The amount of heat required \( Q \) is calculated using the formula:
\( Q = m \times c \times \Delta t \)
\( Q = 5 \text{ kg} \times 483 \text{ Jkg}^{-1}{^{\circ}\text{C}}^{-1} \times 100^{\circ}\text{C} \)
\( Q = 2415 \times 100 \)
\( Q = 2,41,500 \text{ J} \)
Therefore, \( 2,41,500 \) Joules of heat are required.
In simple words: To find out how much heat is needed to warm up the iron, we multiply its mass by how much its temperature changes and by its specific heat capacity.

🎯 Exam Tip: Always ensure that all units are consistent (e.g., kg and Jkg\(^{-1}\) for mass and specific heat) before performing calculations.

 

Question 2. Calculate the amount of heat required to convert 200g of ice at \( 0^{\circ}\text{C} \) into water at \( 0^{\circ}\text{C} \). Specific latent heat of fusion of ice = \( 336 \text{ Jg}^{-1} \).
Answer:
Given:
Mass of ice \( m = 200 \text{ g} \)
Specific latent heat of fusion of ice \( L = 336 \text{ Jg}^{-1} \)

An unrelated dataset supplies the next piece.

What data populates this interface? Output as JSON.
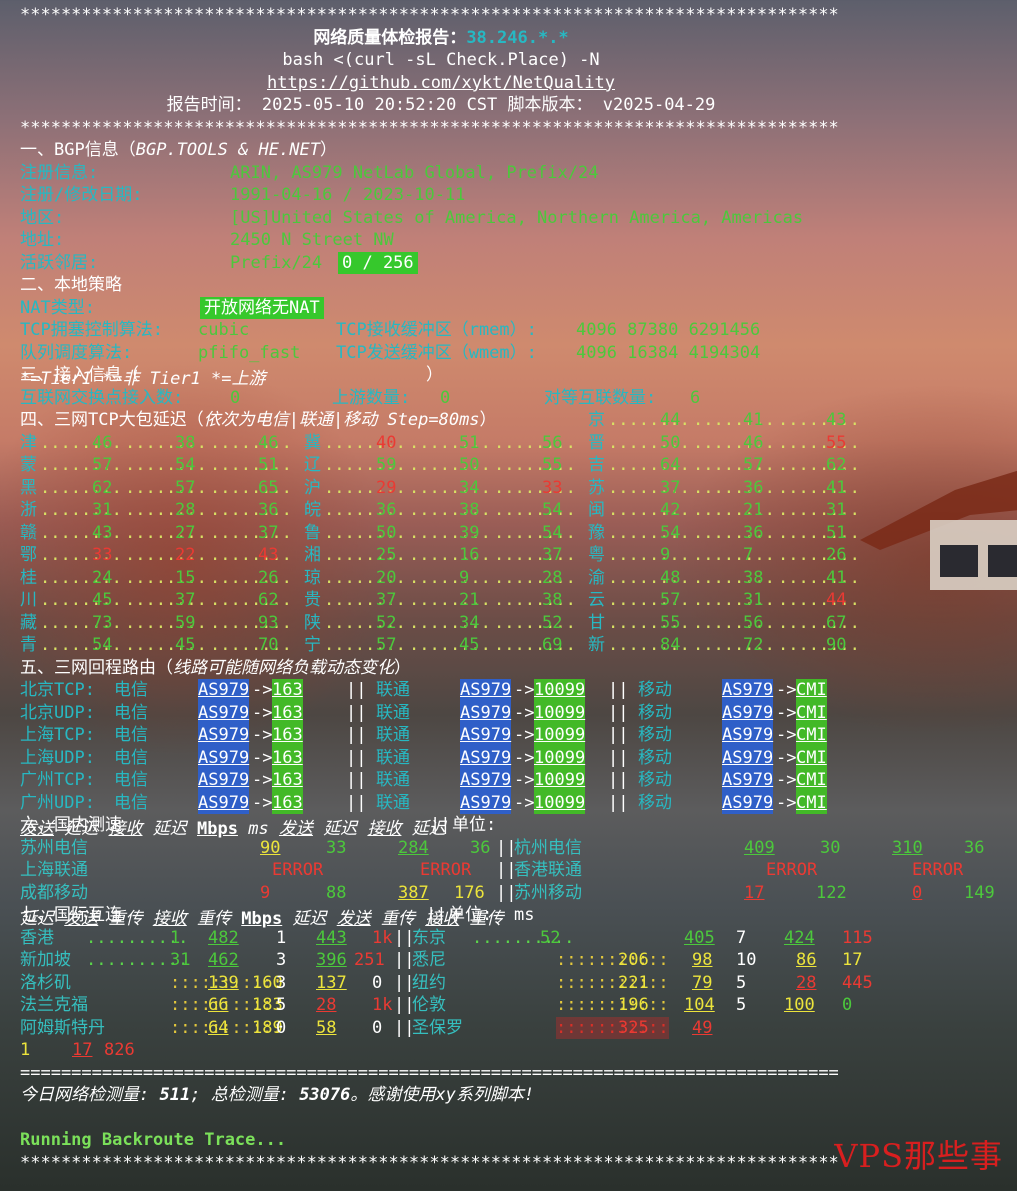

The heat required to change the state of a substance without changing its temperature is given by the formula:
\( Q = m \times L \)
\( Q = 200 \text{ g} \times 336 \text{ Jg}^{-1} \)
\( Q = 67,200 \text{ J} \)
So, \( 67,200 \) Joules of heat are required to convert 200g of ice at \( 0^{\circ}\text{C} \) into water at \( 0^{\circ}\text{C} \).
In simple words: To melt the ice without changing its temperature, we multiply its weight by the "hidden heat" needed to turn ice into water.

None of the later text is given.